К весне 1934 года у отца создалось безвыходное положение. Зерна дома не было ни продовольственного, ни семенного. С колхозом ничего не получилось, а жить дальше единолично было невозможно, и тогда отец ушёл из деревни устраиваться на работу на пригородное хозяйство паровозного депо станции Облучье. Оно тогда только создавалось в семи километрах от Архары. Так потомственный хлебороб – мой отец – из класса крестьян перешёл в класс рабочих. Мы все были рады такому повороту в жизни: отцу на всю семью давали паёк, а это было большим счастьем для нашей большой, беспросветно бедствовавшей семьи. Нас только детей к тому времени было уже восемь человек, а мать часто болела, хороших помощников в семье родителям не было, и отец, как говорится, бился, как рыба об лёд. Каждую зиму его по трудгужповинности (гужповинность – это значит с конём) отправляли на лесозаготовки. Дома на хозяйстве оставались мы с матерью, так как брат Иван учился в Благовещенске. Мне было ещё не под силу справляться со всем мужскими делами в хозяйстве, но я был мужчина, и я старался: ездил один в лес за дровами, научился валить и пилить, грузить на сани не очень толстые деревья, дома тоже один пилил и колол дрова, чистил стайки и кормил нашу комолую12 корову и серую монгольской породы кобылу, норовистую и злую. Ездил на ток, где молотил осенью зерновые, за овсяной половой для коровы, ездил за сухостойным осинником для растопки печи, занимался другими более мелкими делами, которых в деревенской единоличной жизни было всегда край непочатый. Так нигде не пришлось мне учиться ещё два года.

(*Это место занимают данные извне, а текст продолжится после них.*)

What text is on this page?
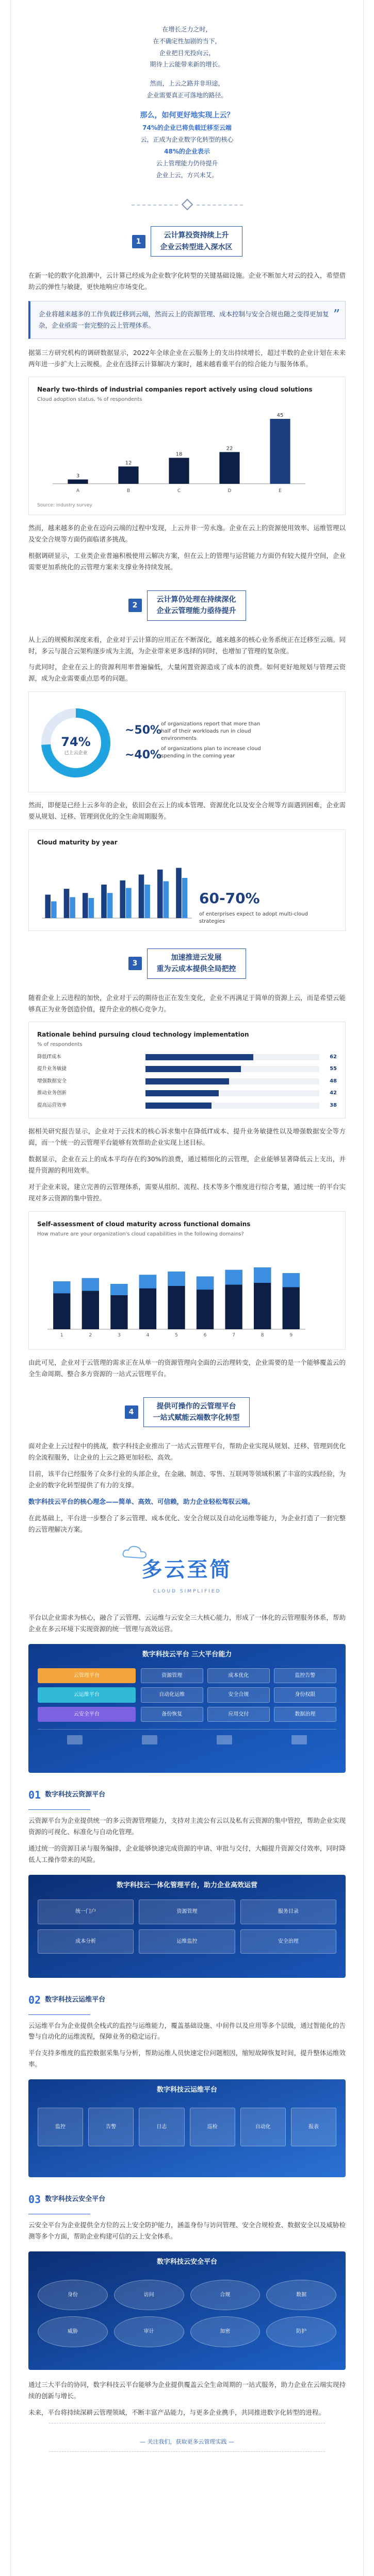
在增长乏力之时，
在不确定性加剧的当下，
企业把目光投向云，
期待上云能带来新的增长。
然而，上云之路并非坦途，
企业需要真正可落地的路径。
那么，如何更好地实现上云？
74%的企业已将负载迁移至云端
云，正成为企业数字化转型的核心
48%的企业表示
云上管理能力仍待提升
企业上云，方兴未艾。
1
云计算投资持续上升
企业云转型进入深水区

在新一轮的数字化浪潮中，云计算已经成为企业数字化转型的关键基础设施。企业不断加大对云的投入，希望借助云的弹性与敏捷，更快地响应市场变化。

”
企业将越来越多的工作负载迁移到云端，然而云上的资源管理、成本控制与安全合规也随之变得更加复杂，企业亟需一套完整的云上管理体系。

据第三方研究机构的调研数据显示，2022年全球企业在云服务上的支出持续增长，超过半数的企业计划在未来两年进一步扩大上云规模。企业在选择云计算解决方案时，越来越看重平台的综合能力与服务体系。

Nearly two-thirds of industrial companies report actively using cloud solutions
Cloud adoption status, % of respondents
3
A
12
B
18
C
22
D
45
E
Source: industry survey

然而，越来越多的企业在迈向云端的过程中发现，上云并非一劳永逸。企业在云上的资源使用效率、运维管理以及安全合规等方面仍面临诸多挑战。

根据调研显示，工业类企业普遍积极使用云解决方案，但在云上的管理与运营能力方面仍有较大提升空间，企业需要更加系统化的云管理方案来支撑业务持续发展。

2
云计算仍处理在持续深化
企业云管理能力亟待提升

从上云的规模和深度来看，企业对于云计算的应用正在不断深化，越来越多的核心业务系统正在迁移至云端。同时，多云与混合云架构逐步成为主流，为企业带来更多选择的同时，也增加了管理的复杂度。

与此同时，企业在云上的资源利用率普遍偏低，大量闲置资源造成了成本的浪费。如何更好地规划与管理云资源，成为企业需要重点思考的问题。

74%
已上云企业
~50%
of organizations report that more than half of their workloads run in cloud environments
~40%
of organizations plan to increase cloud spending in the coming year

然而，即便是已经上云多年的企业，依旧会在云上的成本管理、资源优化以及安全合规等方面遇到困难，企业需要从规划、迁移、管理到优化的全生命周期服务。

Cloud maturity by year
60-70%
of enterprises expect to adopt multi-cloud strategies
3
加速推进云发展
重为云成本提供全局把控

随着企业上云进程的加快，企业对于云的期待也正在发生变化，企业不再满足于简单的资源上云，而是希望云能够真正为业务创造价值，提升企业的核心竞争力。

Rationale behind pursuing cloud technology implementation
% of respondents
降低IT成本	62
提升业务敏捷	55
增强数据安全	48
推动业务创新	42
提高运营效率	38

据相关研究报告显示，企业对于云技术的核心诉求集中在降低IT成本、提升业务敏捷性以及增强数据安全等方面，而一个统一的云管理平台能够有效帮助企业实现上述目标。

数据显示，企业在云上的成本平均存在约30%的浪费，通过精细化的云管理，企业能够显著降低云上支出，并提升资源的利用效率。

对于企业来说，建立完善的云管理体系，需要从组织、流程、技术等多个维度进行综合考量，通过统一的平台实现对多云资源的集中管控。

Self-assessment of cloud maturity across functional domains
How mature are your organization's cloud capabilities in the following domains?
1	2	3	4	5	6	7	8	9

由此可见，企业对于云管理的需求正在从单一的资源管理向全面的云治理转变，企业需要的是一个能够覆盖云的全生命周期、整合多方资源的一站式云管理平台。

4
提供可操作的云管理平台
一站式赋能云端数字化转型

面对企业上云过程中的挑战，数字科技企业推出了一站式云管理平台，帮助企业实现从规划、迁移、管理到优化的全流程服务，让企业的上云之路更加轻松、高效。

目前，该平台已经服务了众多行业的头部企业，在金融、制造、零售、互联网等领域积累了丰富的实践经验，为企业的数字化转型提供了有力的支撑。

数字科技云平台的核心理念——简单、高效、可信赖，助力企业轻松驾驭云端。

在此基础上，平台进一步整合了多云管理、成本优化、安全合规以及自动化运维等能力，为企业打造了一套完整的云管理解决方案。

多云至简
CLOUD SIMPLIFIED

平台以企业需求为核心，融合了云管理、云运维与云安全三大核心能力，形成了一体化的云管理服务体系，帮助企业在多云环境下实现资源的统一管理与高效运营。

数字科技云平台 三大平台能力
云管理平台
云运维平台
云安全平台
资源管理	成本优化	监控告警
自动化运维	安全合规	身份权限
备份恢复	应用交付	数据治理
01 数字科技云资源平台

云资源平台为企业提供统一的多云资源管理能力，支持对主流公有云以及私有云资源的集中管控，帮助企业实现资源的可视化、标准化与自动化管理。

通过统一的资源目录与服务编排，企业能够快速完成资源的申请、审批与交付，大幅提升资源交付效率，同时降低人工操作带来的风险。

数字科技云一体化管理平台，助力企业高效运营
统一门户	资源管理	服务目录
成本分析	运维监控	安全治理
02 数字科技云运维平台

云运维平台为企业提供全栈式的监控与运维能力，覆盖基础设施、中间件以及应用等多个层级，通过智能化的告警与自动化的运维流程，保障业务的稳定运行。

平台支持多维度的监控数据采集与分析，帮助运维人员快速定位问题根因，缩短故障恢复时间，提升整体运维效率。

数字科技云运维平台
监控	告警	日志	巡检	自动化	报表
03 数字科技云安全平台

云安全平台为企业提供全方位的云上安全防护能力，涵盖身份与访问管理、安全合规检查、数据安全以及威胁检测等多个方面，帮助企业构建可信的云上安全体系。

数字科技云安全平台
身份	访问	合规	数据
威胁	审计	加密	防护

通过三大平台的协同，数字科技云平台能够为企业提供覆盖云全生命周期的一站式服务，助力企业在云端实现持续的创新与增长。

未来，平台将持续深耕云管理领域，不断丰富产品能力，与更多企业携手，共同推进数字化转型的进程。

— 关注我们，获取更多云管理实践 —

Я вспоминаю так более подробно те пять лет с весны 1929 года по весну 1934 года, потому что все обстоятельства складывались так, что надежд на дальнейшую учёбу у меня становилось всё меньше и меньше. И как же я был рад, когда отец, устроившись работать на пригородное хозяйство, сказал мне: «Ну, сын, теперь и ты можешь учиться в железнодорожной школе-семилетке. Теперь и мы стали железнодорожниками».

Отец наш Семён Трофимович всячески поощрял нас, детей своих, учиться грамоте. Потомственный деревенский мужик-хлебороб, он приобщился к грамоте с детства, закончив церковно-приходскую школу в родном селе на древней Черниговщине. Солдат русской армии, георгиевский кавалер в Первую мировую войну, будучи грамотнее многих своих сослуживцев, он очень хорошо понял лозунги большевиков: «Долой войну!», «Мир хижинам, война – дворцам!», «Земля – крестьянам!», «Фабрики – рабочим!», и оказался в той солдатской массе, которая после октябрьского переворота, воткнув штыки в землю, устремилась из окопов в родные селения помогать большевикам устанавливать новую власть.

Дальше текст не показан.